Consistent with the Trump Administration’s attention to revising diversity trainings and its views on structural racism, the Department notified Princeton that it is opening an investigation due to the University’s statement that “Princeton’s educational program is and for decades has been racist.” The Department viewed Princeton’s announcement that “[r]acism and the damage it does to people of color persist at Princeton . . .” and “[r]acist assumptions . . . remain embedded in structures of the University itself” as evidence that the University’s past nondiscrimination and equal opportunity assurances under Title VI from at least 2013 “may have been false.” Further, the Department expressed concern that Princeton’s nondiscrimination and equal opportunity claims to its community “may have been false, misleading and actional substantial misrepresentations[.]”
Title VI, which prohibits recipients of federal funding from discriminating on the ground of race, color, or national origin, also requires higher education institutions to provide assurances to the Department that it is complying with the law and not engaging in discriminatory acts.

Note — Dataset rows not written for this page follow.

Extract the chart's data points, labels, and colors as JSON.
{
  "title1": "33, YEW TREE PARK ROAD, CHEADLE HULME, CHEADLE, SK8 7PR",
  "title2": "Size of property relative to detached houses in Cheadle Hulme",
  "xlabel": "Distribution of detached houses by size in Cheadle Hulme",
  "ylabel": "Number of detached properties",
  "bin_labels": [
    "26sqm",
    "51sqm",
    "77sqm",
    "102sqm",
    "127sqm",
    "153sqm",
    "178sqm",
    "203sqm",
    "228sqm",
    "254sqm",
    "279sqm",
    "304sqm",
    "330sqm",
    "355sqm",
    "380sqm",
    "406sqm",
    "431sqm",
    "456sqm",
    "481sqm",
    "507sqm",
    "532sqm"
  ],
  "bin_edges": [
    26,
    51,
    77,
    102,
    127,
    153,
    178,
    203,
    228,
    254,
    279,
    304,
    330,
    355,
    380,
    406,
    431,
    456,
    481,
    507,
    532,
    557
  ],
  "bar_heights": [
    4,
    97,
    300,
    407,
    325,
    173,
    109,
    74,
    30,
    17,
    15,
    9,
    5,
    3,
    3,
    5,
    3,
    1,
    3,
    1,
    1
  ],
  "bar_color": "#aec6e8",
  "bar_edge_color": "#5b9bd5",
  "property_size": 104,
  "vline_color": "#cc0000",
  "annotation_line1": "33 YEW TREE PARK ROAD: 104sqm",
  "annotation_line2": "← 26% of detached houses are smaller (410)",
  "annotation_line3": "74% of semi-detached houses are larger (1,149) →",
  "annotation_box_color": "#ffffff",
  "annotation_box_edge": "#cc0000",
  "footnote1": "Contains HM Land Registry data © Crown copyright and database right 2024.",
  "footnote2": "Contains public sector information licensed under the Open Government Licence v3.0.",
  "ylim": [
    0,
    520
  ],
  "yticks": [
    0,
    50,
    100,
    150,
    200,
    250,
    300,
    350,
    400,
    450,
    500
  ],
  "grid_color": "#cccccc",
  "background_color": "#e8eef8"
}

Similarly, institutions must publish annual nondiscrimination statements. See e.g., 34 C.F.R. § 100.4. The Department’s investigation will reportedly examine whether Princeton’s “admitted racism” now shows that the University “knew, or should have known” that its past assurances to the Department and statements to the community regarding its compliance with nondiscrimination laws were “false at the time they were made.” The Department warned Princeton that it could try to recover federal funds and it felt compelled to respond due to the “serious, even shocking nature of Princeton’s admissions.”
As part of its inquiry, the Department requested that Princeton produce nine sweeping categories of documentation and records relating to “Princeton’s ‘systemic’ and/or ‘embedded’ racism” and names of individuals who had sustained “damage” as a result of Princeton’s actions. The Department also indicated its intention to interview President Eisgruber under oath and required the University to answer written questions related to the University’s “admissions.”
The broader message of this letter from the Department is clear: an acknowledgement of systemic and structural racism on campus may have regulatory consequences. Unfortunately, this salvo by the Education Department adds another layer of complexity to an already extraordinary challenging set of issues for institutions, which must continue to weigh regulatory risk against mission-based imperatives as they respond to the demands of their communities.